It is the tragic reality of my being that I’m forced to justify myself every time someone learns what I did in the past and what I’ve been thrust back into doing in the present. When I’m fortunate enough to be in a room with people who have no idea who I am, if I’m asked what I do for a living, I always answer “ceramic lobsters,” because there’s no better way to ensure dead silence and zero follow-up questions.

But more often than not, I’m forced by my infamy to give an honest answer: “I attempt to correct the historical record regarding the Holocaust, primarily by sniffing out and exposing fake artifacts and fraudulent or improperly-used documents.”

And that’s when I get the almost inevitable response: “Why?” 

The “why” argument goes something like this: “Why make a big deal about fakes or frauds in Holocaust history? Isn’t the essence of the Holocaust still true? Jews suffered and died, right? So all you’re doing is empowering those who would take your work and deny the whole thing. Even if this or that gas chamber is fake, why point it out?” 

And my usual reply to the “why” question is: “I do it precisely because people like you are so quick to ask such a fucking inane question.”

In no other field are fakes, frauds, and forgeries tolerated as they are in Holocaust history. And in no other field are the people who try to sort the fakes from the facts so ruthlessly attacked and (in many countries) imprisoned.

“Let’s get something straight—I am not the one ‘empowering’ Holocaust deniers. That honor goes to the mainstream ‘experts’ who manufacture or tolerate the fakes.” 

Let’s look at the art world. Fakes are a massive scandal whenever they’re exposed. No art historian is going to say, “Well, that might be a phony Vermeer, but it’s such a nice picture—I’ll label it as genuine because it’ll help get kids interested in the Old Masters.” 

“Professor Van der Hoogenmeep, have you checked to see if that new Rembrandt in your museum is genuine or not?” 

“Meh. What’s it matter? It’s purdy.”

Sure, there have been cover-ups of artistic forgeries, but that’s because the price an expert pays in the art world for having presented one is high. There are repercussions. For the forgers, too.

When someone responds to my revisionism with the “why” question, I’ll ask them if Holocaust history is more important than art history. Typically, they’ll say something like, “Of course Holocaust history is more important! Never again!
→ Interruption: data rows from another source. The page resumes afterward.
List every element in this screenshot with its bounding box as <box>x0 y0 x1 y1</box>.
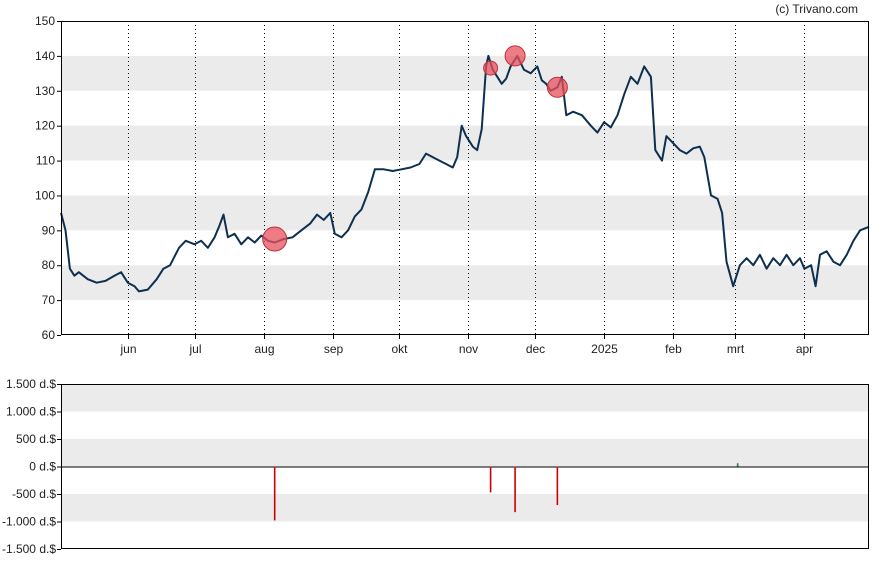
volume-panel-bands <box>61 384 869 522</box>
trade-marker <box>546 76 568 98</box>
price-tick-label: 130 <box>35 84 55 98</box>
month-tick-label: apr <box>796 342 813 356</box>
month-tick-label: jul <box>188 342 201 356</box>
price-series <box>60 54 870 293</box>
price-band <box>61 55 869 91</box>
volume-tick-label: 500 d.$ <box>16 432 56 446</box>
month-tick-label: jun <box>119 342 136 356</box>
volume-tick-label: -1.000 d.$ <box>2 515 56 529</box>
month-tick-label: okt <box>391 342 408 356</box>
credit-label: (c) Trivano.com <box>775 2 858 16</box>
volume-axis-ticks: 1.500 d.$ 1.000 d.$ 500 d.$ 0 d.$ -500 d.$ -1… <box>2 377 61 556</box>
volume-panel-frame <box>61 384 869 549</box>
month-gridlines <box>128 21 805 335</box>
trade-marker <box>262 226 288 252</box>
price-tick-label: 90 <box>42 223 56 237</box>
price-tick-label: 140 <box>35 49 55 63</box>
month-tick-label: nov <box>459 342 478 356</box>
volume-band <box>61 494 869 522</box>
volume-tick-label: -500 d.$ <box>12 487 56 501</box>
month-tick-label: dec <box>526 342 545 356</box>
price-panel-bands <box>61 55 869 301</box>
month-tick-label: mrt <box>727 342 745 356</box>
month-tick-label: aug <box>254 342 274 356</box>
price-tick-label: 110 <box>36 154 55 168</box>
price-tick-label: 60 <box>42 328 56 342</box>
price-band <box>61 265 869 301</box>
month-tick-label: sep <box>324 342 344 356</box>
volume-band <box>61 384 869 412</box>
volume-tick-label: -1.500 d.$ <box>2 542 56 556</box>
price-axis-ticks: 150 140 130 120 110 100 90 80 70 60 <box>35 14 61 342</box>
price-tick-label: 120 <box>35 119 55 133</box>
price-tick-label: 70 <box>42 293 56 307</box>
price-tick-label: 100 <box>35 188 55 202</box>
price-band <box>61 195 869 231</box>
month-axis-ticks: jun jul aug sep okt nov dec 2025 feb mrt apr <box>119 335 813 356</box>
price-line <box>60 54 870 293</box>
volume-bars <box>61 463 869 521</box>
volume-tick-label: 1.000 d.$ <box>6 405 56 419</box>
month-tick-label: 2025 <box>591 342 618 356</box>
trade-markers <box>262 45 568 252</box>
volume-tick-label: 0 d.$ <box>29 460 56 474</box>
volume-tick-label: 1.500 d.$ <box>6 377 56 391</box>
trade-marker <box>504 45 526 67</box>
price-tick-label: 80 <box>42 258 56 272</box>
volume-band <box>61 439 869 467</box>
price-panel-frame <box>61 21 869 335</box>
month-tick-label: feb <box>665 342 682 356</box>
trade-marker <box>483 60 499 76</box>
panel-frames <box>61 21 869 549</box>
price-band <box>61 125 869 161</box>
price-tick-label: 150 <box>35 14 55 28</box>
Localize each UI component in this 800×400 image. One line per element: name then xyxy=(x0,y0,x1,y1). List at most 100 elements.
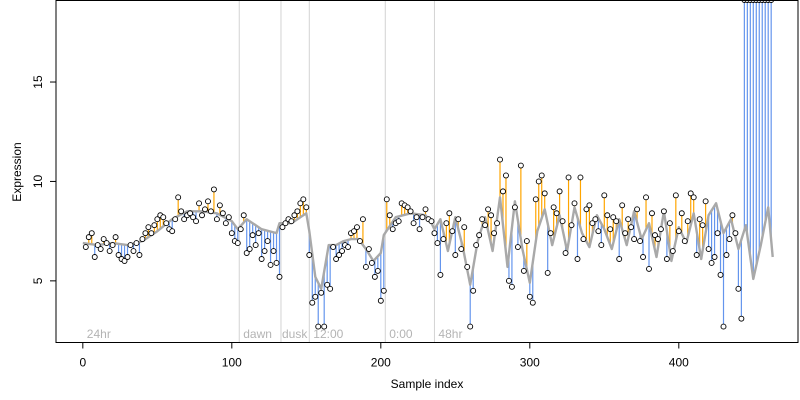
data-point xyxy=(640,254,646,260)
data-point xyxy=(595,228,602,235)
region-label: 48hr xyxy=(438,327,462,341)
data-point xyxy=(476,232,483,239)
data-point xyxy=(115,252,122,258)
data-point xyxy=(145,224,152,231)
data-point xyxy=(354,224,360,231)
data-point xyxy=(309,299,316,306)
data-point xyxy=(362,263,369,270)
data-point xyxy=(291,212,298,219)
data-point xyxy=(351,228,357,235)
data-point xyxy=(88,230,95,237)
region-layer: 24hr dawn dusk 12:00 0:00 48hr xyxy=(87,0,462,343)
data-point xyxy=(657,226,664,233)
data-point xyxy=(461,224,468,231)
data-point xyxy=(368,260,375,266)
data-point xyxy=(541,190,548,197)
y-axis-label: Expression xyxy=(10,142,24,201)
data-point xyxy=(443,220,450,227)
data-point xyxy=(249,232,256,239)
x-tick-label: 300 xyxy=(520,356,540,370)
data-point xyxy=(261,248,268,254)
data-point xyxy=(735,285,742,292)
data-point xyxy=(345,244,351,251)
data-point xyxy=(523,238,530,245)
region-label: 0:00 xyxy=(389,327,413,341)
data-point xyxy=(136,252,143,258)
data-point xyxy=(675,228,682,235)
data-point xyxy=(693,252,700,258)
data-point xyxy=(446,210,453,217)
data-point xyxy=(505,277,512,284)
data-point xyxy=(482,222,489,229)
data-point xyxy=(604,212,611,219)
data-point xyxy=(416,226,423,233)
data-point xyxy=(470,287,477,294)
data-point xyxy=(428,218,435,225)
data-point xyxy=(726,236,733,243)
data-point xyxy=(473,242,480,249)
data-point xyxy=(529,299,536,306)
data-point xyxy=(562,250,569,256)
plot-frame xyxy=(55,0,799,343)
data-point xyxy=(669,248,676,254)
data-point xyxy=(160,214,167,221)
data-point xyxy=(652,232,658,239)
data-point xyxy=(121,258,128,264)
data-point xyxy=(556,188,563,195)
data-point xyxy=(535,178,542,185)
data-point xyxy=(723,252,730,258)
data-point xyxy=(568,222,575,229)
data-point xyxy=(586,202,593,209)
x-axis-label: Sample index xyxy=(391,377,464,391)
data-point xyxy=(672,192,679,199)
data-point xyxy=(538,172,545,179)
data-point xyxy=(324,281,331,288)
data-point xyxy=(485,206,492,213)
data-point xyxy=(503,172,509,179)
data-point xyxy=(187,210,194,217)
data-point xyxy=(205,198,211,205)
data-point xyxy=(178,208,185,215)
data-point xyxy=(553,210,560,217)
data-point xyxy=(228,230,235,237)
data-point xyxy=(520,267,527,274)
data-point xyxy=(601,192,608,199)
data-point xyxy=(243,250,250,256)
data-point xyxy=(240,212,247,219)
data-point xyxy=(190,214,197,221)
data-point xyxy=(377,297,384,304)
data-point xyxy=(410,220,417,227)
data-point xyxy=(106,248,113,254)
data-point xyxy=(634,206,641,213)
data-point xyxy=(729,212,736,219)
data-point xyxy=(109,242,116,249)
data-point xyxy=(282,220,289,227)
data-point xyxy=(199,212,205,219)
data-point xyxy=(479,216,486,223)
data-point xyxy=(610,214,617,221)
data-point xyxy=(91,254,98,260)
data-point xyxy=(649,210,655,217)
data-point xyxy=(270,248,277,254)
data-point xyxy=(237,226,244,233)
data-point xyxy=(437,271,444,278)
data-point xyxy=(404,204,411,211)
data-point xyxy=(431,230,438,237)
data-point xyxy=(127,242,134,249)
data-point xyxy=(142,230,149,237)
data-point xyxy=(660,208,667,215)
data-point xyxy=(592,216,599,223)
region-label: dusk xyxy=(282,327,308,341)
data-point xyxy=(225,214,232,221)
data-point xyxy=(464,263,471,270)
data-point xyxy=(82,244,89,251)
data-point xyxy=(336,252,343,258)
data-point xyxy=(216,202,223,209)
data-point xyxy=(422,206,429,213)
data-point xyxy=(577,174,584,181)
data-point xyxy=(699,222,706,229)
data-point xyxy=(565,174,572,181)
data-point xyxy=(720,323,727,330)
data-point xyxy=(681,238,688,245)
data-point xyxy=(544,269,551,276)
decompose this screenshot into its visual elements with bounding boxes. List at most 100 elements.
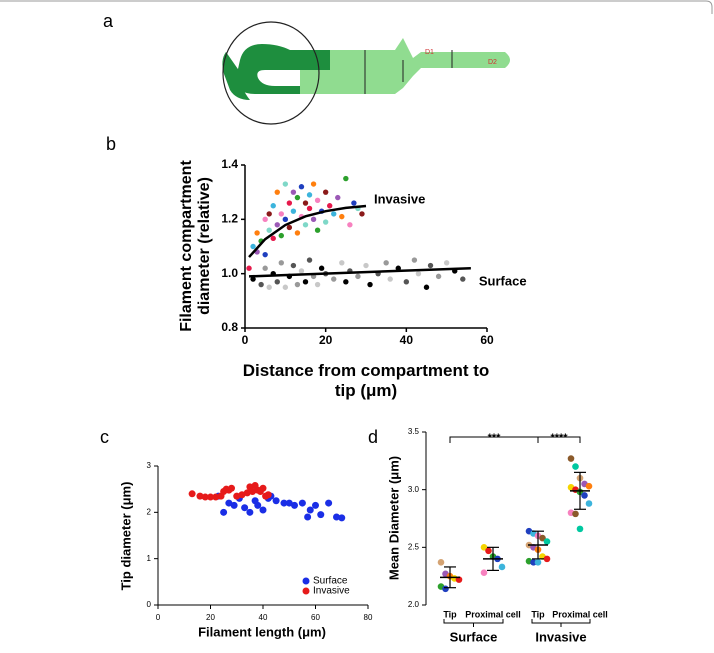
- data-point: [259, 484, 267, 492]
- data-point: [314, 227, 321, 233]
- data-point: [335, 194, 341, 201]
- data-point: [254, 230, 260, 236]
- data-point: [480, 544, 488, 551]
- data-point: [249, 487, 256, 495]
- x-tick-label: 0: [242, 333, 249, 347]
- data-point: [363, 262, 369, 269]
- data-point: [539, 534, 546, 542]
- legend-marker: [302, 587, 310, 595]
- data-point: [304, 513, 312, 521]
- data-point: [359, 211, 365, 217]
- data-point: [207, 493, 214, 501]
- panel-label: c: [100, 427, 109, 447]
- data-point: [498, 563, 506, 571]
- data-point: [246, 265, 252, 271]
- significance-label: ****: [550, 432, 568, 444]
- significance-bracket: [537, 436, 581, 443]
- data-point: [262, 216, 268, 223]
- x-tick-label: 0: [156, 613, 161, 622]
- data-point: [298, 499, 306, 507]
- data-point: [306, 257, 313, 263]
- data-point: [286, 200, 293, 206]
- data-point: [485, 547, 492, 555]
- data-point: [403, 279, 410, 285]
- data-point: [294, 281, 301, 288]
- data-point: [312, 501, 319, 509]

Remember to never forget, and never forget to remember!” I’ll then close the conversation by pointing out that if I had said that my job entails sniffing out art forgeries, I wouldn’t have been asked such a stupid question as “Why?” 

Let’s get something straight—I am not the one “empowering” Holocaust deniers. That honor goes to the mainstream “experts” who manufacture or tolerate the fakes. Those are the folks who’ve polluted the history; I’m just trying to sort that mess out. If you want to get angry at someone, get angry at them. Every fake I discovered or helped expose in the 90s was the product of people who should’ve known better:  

For decades, the staff of the Auschwitz State Museum misrepresented an air raid shelter as an “original state” gas chamber. I exposed that fraud in 1992 after interviewing senior curator Dr. Francizsek Piper on camera. 

After the opening of the Simon Wiesenthal Center’s Museum of Tolerance in 1993, the curators took a 1961 Polish fictional film titled The Ambulance and reedited it to appear as “found footage” of a Nazi gassing of children. I torpedoed that sham in 1995.

For years, the officials at the Majdanek State Museum displayed a supposed gas chamber—equipped with a window and doors that lock from the inside and open into the room. In 1994, the museum’s research director, Tomasz Kranz, admitted to me that it was actually a simple delousing room after I showed footage of the phony “chamber” on national TV.

The U.S. National Archives and the U.S. Holocaust Memorial Museum “celebrated” the museum’s grand opening in 1993 by collaborating on a book in which old Army Signal Corps footage of a Paris rifle range was “repurposed” as footage of a gas chamber. I uncovered that deceit the same year.

In 1996, Raye Farr (then-film archives director of the U.S. Holocaust Memorial Museum) wrote a letter to me in which she revealed that the “Mogilev footage” (the supposed footage of the first Nazi gassing) was widely considered to be a Soviet fake. Ten years later, she was still gushing publicly about the footage being authentic.

In a 1994 interview with noted “skeptic” and acclaimed prop comic Dr. Michael Shermer, Michael Berenbaum (then-director of the U.S. Holocaust Memorial Museum and its research institute) conceded, after being quizzed about my work, that he’d never actually examined the supposed gas chamber door displayed in his own museum as proof of the Nazis’ infamous murder weapon.